I suppose we can just hope robots and AI bail us out. Although that might just cause its own not dissimilar issues.

The proportion of people retired and thus not producing and just consuming becomes much larger. Imagine the difference in your personal life if you and your partner had to both support 3 sets of parents each instead of one each. Yes, I know taxes do that in practice but it's the same result. And this extra pressure on the younger generation further compounds and makes it harder to reproduce in future generations. And it's hard to build wealth without inheriting it because the next generation will be too small to absorb all of the current generation's capital investment.

To reply to both you and @ThenElection , as repugnant as it would be to say, the historical(?) solution to population burdens has been to simply...reduce...the number of mouths to feed.

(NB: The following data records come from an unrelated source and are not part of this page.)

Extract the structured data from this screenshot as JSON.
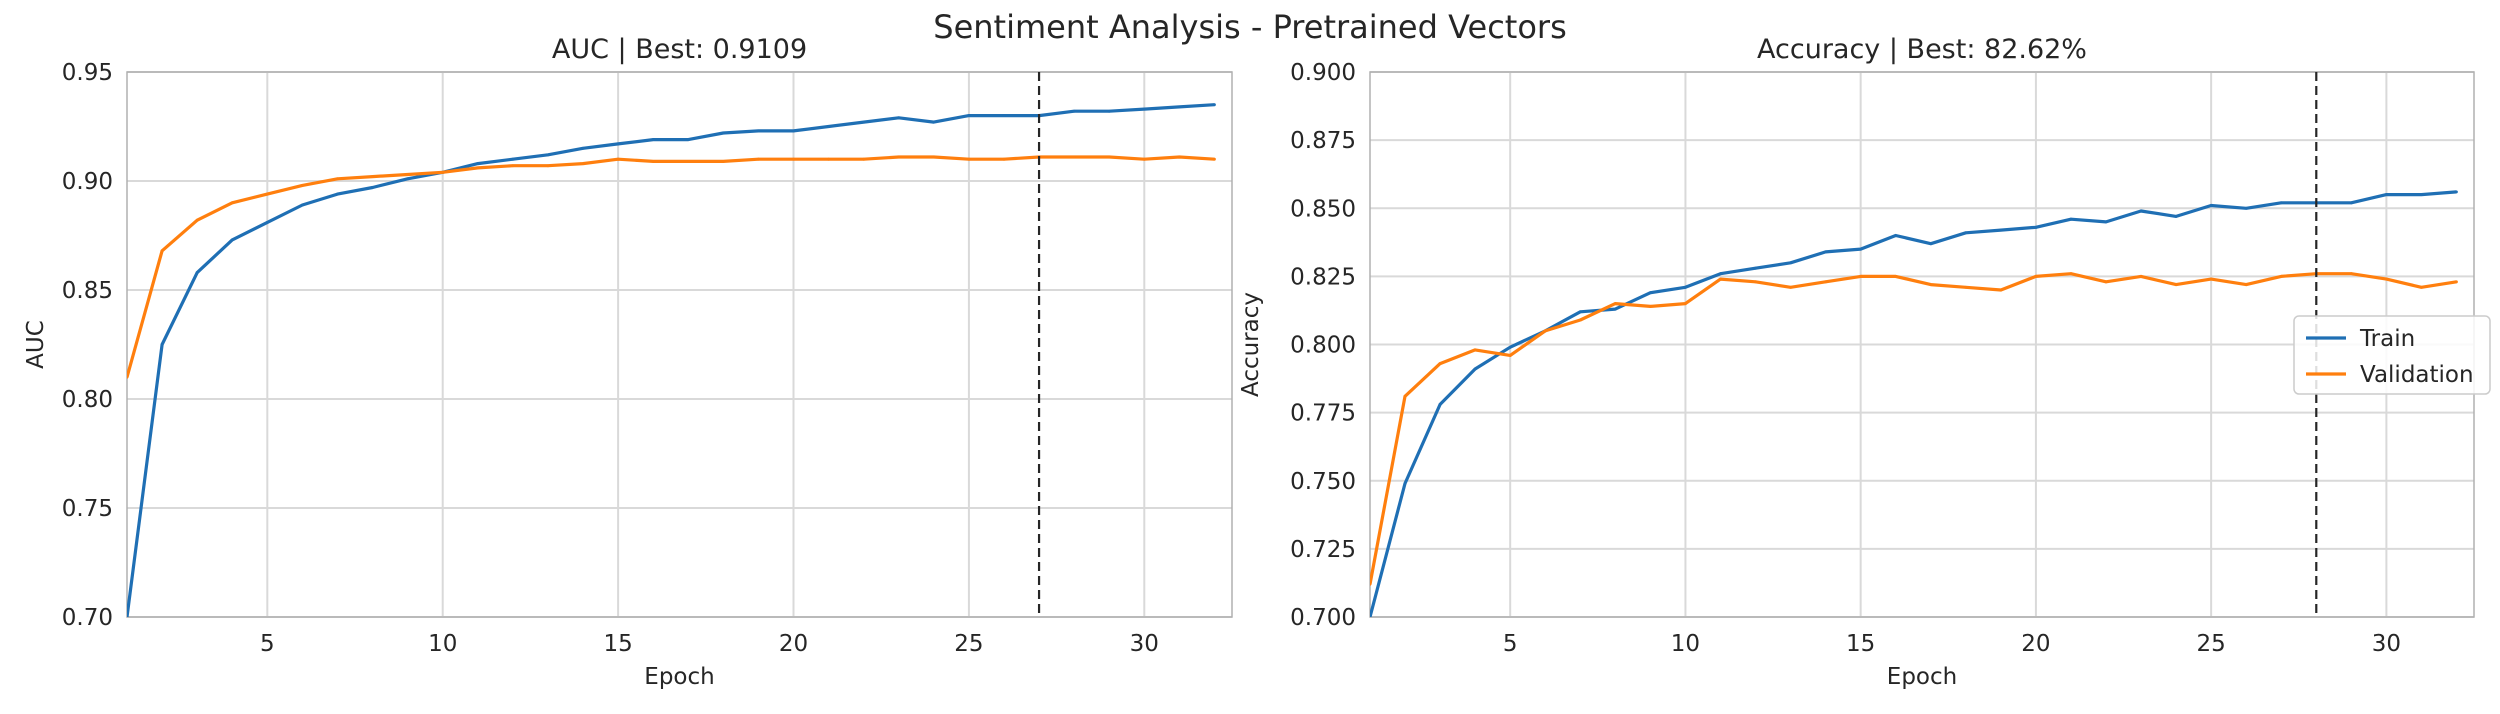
{
  "figure": {
    "suptitle": "Sentiment Analysis - Pretrained Vectors"
  },
  "colors": {
    "train": "#1f6fb4",
    "validation": "#ff7f0e",
    "grid": "#d9d9d9",
    "spine": "#b0b0b0",
    "best_line": "#262626"
  },
  "chart_data": [
    {
      "type": "line",
      "title": "AUC | Best: 0.9109",
      "xlabel": "Epoch",
      "ylabel": "AUC",
      "xlim": [
        1,
        32.5
      ],
      "ylim": [
        0.7,
        0.95
      ],
      "xticks": [
        5,
        10,
        15,
        20,
        25,
        30
      ],
      "yticks": [
        0.7,
        0.75,
        0.8,
        0.85,
        0.9,
        0.95
      ],
      "ytick_labels": [
        "0.70",
        "0.75",
        "0.80",
        "0.85",
        "0.90",
        "0.95"
      ],
      "grid": true,
      "best_epoch": 27,
      "x": [
        1,
        2,
        3,
        4,
        5,
        6,
        7,
        8,
        9,
        10,
        11,
        12,
        13,
        14,
        15,
        16,
        17,
        18,
        19,
        20,
        21,
        22,
        23,
        24,
        25,
        26,
        27,
        28,
        29,
        30,
        31,
        32
      ],
      "series": [
        {
          "key": "train",
          "values": [
            0.7,
            0.825,
            0.858,
            0.873,
            0.881,
            0.889,
            0.894,
            0.897,
            0.901,
            0.904,
            0.908,
            0.91,
            0.912,
            0.915,
            0.917,
            0.919,
            0.919,
            0.922,
            0.923,
            0.923,
            0.925,
            0.927,
            0.929,
            0.927,
            0.93,
            0.93,
            0.93,
            0.932,
            0.932,
            0.933,
            0.934,
            0.935
          ]
        },
        {
          "key": "validation",
          "values": [
            0.81,
            0.868,
            0.882,
            0.89,
            0.894,
            0.898,
            0.901,
            0.902,
            0.903,
            0.904,
            0.906,
            0.907,
            0.907,
            0.908,
            0.91,
            0.909,
            0.909,
            0.909,
            0.91,
            0.91,
            0.91,
            0.91,
            0.911,
            0.911,
            0.91,
            0.91,
            0.911,
            0.911,
            0.911,
            0.91,
            0.911,
            0.91
          ]
        }
      ]
    },
    {
      "type": "line",
      "title": "Accuracy | Best: 82.62%",
      "xlabel": "Epoch",
      "ylabel": "Accuracy",
      "xlim": [
        1,
        32.5
      ],
      "ylim": [
        0.7,
        0.9
      ],
      "xticks": [
        5,
        10,
        15,
        20,
        25,
        30
      ],
      "yticks": [
        0.7,
        0.725,
        0.75,
        0.775,
        0.8,
        0.825,
        0.85,
        0.875,
        0.9
      ],
      "ytick_labels": [
        "0.700",
        "0.725",
        "0.750",
        "0.775",
        "0.800",
        "0.825",
        "0.850",
        "0.875",
        "0.900"
      ],
      "grid": true,
      "best_epoch": 28,
      "legend": {
        "placement": "center-right",
        "entries": [
          {
            "key": "train",
            "label": "Train"
          },
          {
            "key": "validation",
            "label": "Validation"
          }
        ]
      },
      "x": [
        1,
        2,
        3,
        4,
        5,
        6,
        7,
        8,
        9,
        10,
        11,
        12,
        13,
        14,
        15,
        16,
        17,
        18,
        19,
        20,
        21,
        22,
        23,
        24,
        25,
        26,
        27,
        28,
        29,
        30,
        31,
        32
      ],
      "series": [
        {
          "key": "train",
          "name": "Train",
          "values": [
            0.7,
            0.749,
            0.778,
            0.791,
            0.799,
            0.805,
            0.812,
            0.813,
            0.819,
            0.821,
            0.826,
            0.828,
            0.83,
            0.834,
            0.835,
            0.84,
            0.837,
            0.841,
            0.842,
            0.843,
            0.846,
            0.845,
            0.849,
            0.847,
            0.851,
            0.85,
            0.852,
            0.852,
            0.852,
            0.855,
            0.855,
            0.856
          ]
        },
        {
          "key": "validation",
          "name": "Validation",
          "values": [
            0.712,
            0.781,
            0.793,
            0.798,
            0.796,
            0.805,
            0.809,
            0.815,
            0.814,
            0.815,
            0.824,
            0.823,
            0.821,
            0.823,
            0.825,
            0.825,
            0.822,
            0.821,
            0.82,
            0.825,
            0.826,
            0.823,
            0.825,
            0.822,
            0.824,
            0.822,
            0.825,
            0.826,
            0.826,
            0.824,
            0.821,
            0.823
          ]
        }
      ]
    }
  ]
}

Covid-19 was supposed to help with that.

It's the ratio of dependents to earners, not the aggregate number of people. At least, that's what I'm concerned about. It has the potential to lead to a death spiral: working taxpayers have to pay more to support more non workers, the incentive to work dissipates, and the world is made much poorer.

I think that's hyperbole. The economies of major countries won't collapse, they will adjust as they always have, perhaps with a small decrease in standard of living. With an average age of 48.1, Japan is already 30 years further progressed than the United States on this timeline. They are doing just fine economically. Arguably, they have a higher quality of life than the U.S.